I’m proud of this cake for two reasons.
First: It’s probably the prettiest cake I’ve ever made, up to and including that time I tried to craft one shaped like a football. With… mixed results. (But hey, it tasted great, I swear!)
Second: It represents what may be the greatest challenge I’ve ever faced: 40 days without cheese.
Let me explain.
After much discussion, Mikey and I have come up with a basic plan for the whole “interfaith” thing. The general gist: He does my holidays, and I do his.
Which means I’m going to have to get comfortable with decorating a Christmas tree (ugh), and he’s going to have to get comfortable with eating delicious latkes and brisket and homemade applesauce each December. (Rough deal, right?) He’s going to have to deal with High Holiday services, and I’m going to have to deal with spending three hours in a church on Holy Saturday, trying not to get burned by errant candle wax or gawk at the statue of the Virgin Mary with a sword through her heart.
And maybe most difficult of all: From here on out, he’s going to keep Passover with me. And I, in turn, am going to do Lent.

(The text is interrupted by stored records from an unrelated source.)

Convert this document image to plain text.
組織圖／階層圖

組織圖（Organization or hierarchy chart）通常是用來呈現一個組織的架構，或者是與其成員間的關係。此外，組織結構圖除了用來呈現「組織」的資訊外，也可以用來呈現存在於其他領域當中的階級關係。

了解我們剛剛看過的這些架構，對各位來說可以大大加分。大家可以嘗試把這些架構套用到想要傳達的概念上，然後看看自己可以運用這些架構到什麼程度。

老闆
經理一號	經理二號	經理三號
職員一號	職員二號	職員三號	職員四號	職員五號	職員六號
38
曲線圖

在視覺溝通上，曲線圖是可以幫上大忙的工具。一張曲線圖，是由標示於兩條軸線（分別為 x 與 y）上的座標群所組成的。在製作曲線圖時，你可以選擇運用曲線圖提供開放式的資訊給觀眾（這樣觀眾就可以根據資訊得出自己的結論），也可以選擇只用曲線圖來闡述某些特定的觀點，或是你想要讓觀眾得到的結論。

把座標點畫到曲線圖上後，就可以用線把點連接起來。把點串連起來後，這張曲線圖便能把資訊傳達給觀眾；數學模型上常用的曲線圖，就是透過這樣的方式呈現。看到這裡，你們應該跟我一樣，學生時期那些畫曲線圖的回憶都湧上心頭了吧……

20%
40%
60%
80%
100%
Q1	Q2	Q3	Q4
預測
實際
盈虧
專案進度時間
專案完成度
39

Correction: I did do Lent! This year! And I didn’t do it half-assed, either — I actually spent a full 40 days avoiding bagels with schmear, and the free string cheese in my office’s fridge, and pizza. Oh, pizza.
I know what you’re thinking: Haven’t my people suffered enough? Truly, though, it wasn’t that bad — and I certainly had it easier than Mikey, who gave up both dessert and alcohol. (That is some next-level Catholicism right there.)
What I didn’t realize going into the whole Lent thing, though, is that it all leads to a fantastic endpoint: midnight on Easter Sunday. When you reintroduce whatever it is you gave up. And when I say “reintroduce,” I mean you go HAM on that shit.
So that night, Mikey, bless his heart, made me a trio of mini-grilled cheeses, each one on a different kind of bread, each filled with a different delectable, dairy-forward filling.
And I, in return, made him a cake.
Chocolate Chip Cake; main text Nonnie’s, italicized asides my own
1/2 cup butter or margarine [You won’t use margarine, right? Rhetorical question]
1 cup sugar
2 eggs, beaten
1 cup sour cream
1 teaspoon vanilla
1 teaspoon salt
2 cups cake flour
1 teaspoon baking powder
1 teaspoon baking soda
1 cup semi-sweet chocolate bits [Or, you know, chips, as plugged in the name of the cake]
Cream butter and sugar. Add eggs, and beat until fluffy. Add vanilla to sour cream. Sift flour, salt, baking powder, and soda together. Add sour cream and dry ingredients, alternatively, to butter mixture until combined and mixture is smooth. [Can you go ahead and make this a one-bowl cake if you’re lazy, dumping everything into the same vessel and just being careful not to overmix? My lazy, lazy gut says yes.] Mix in chocolate bits.
Pour batter into greased 8″ square pan and bake in 350 oven for 35-40 minutes, or until it tests done. [Mine needed an extra 15 minutes to reach that point; this amount of batter might’ve actually worked better in a 9″ round cake pan, because the ends were finished before the center had set.]
The verdict: Served naked, this yellow, birthday cake-esque confection is pretty good. It’s a touch dry, perhaps, but stacked with enough chocolate chips — most of which do sink to the bottom of the cake — to make up for that particular shortcoming.
I can tell you, though, that it takes even better to being jazzed up with a white buttercream that’s been boosted with two heaping tablespoons of cocoa powder, plus a dash of cream for spreadability. And a sprinkling of the white sanding sugar you forgot you bought for a holiday party like, three years ago. And a border made of still more chocolate chips.
And, of course, when it’s served as the finale to a three-course meal made almost entirely of cheese. Who knew I’d end up liking Lent?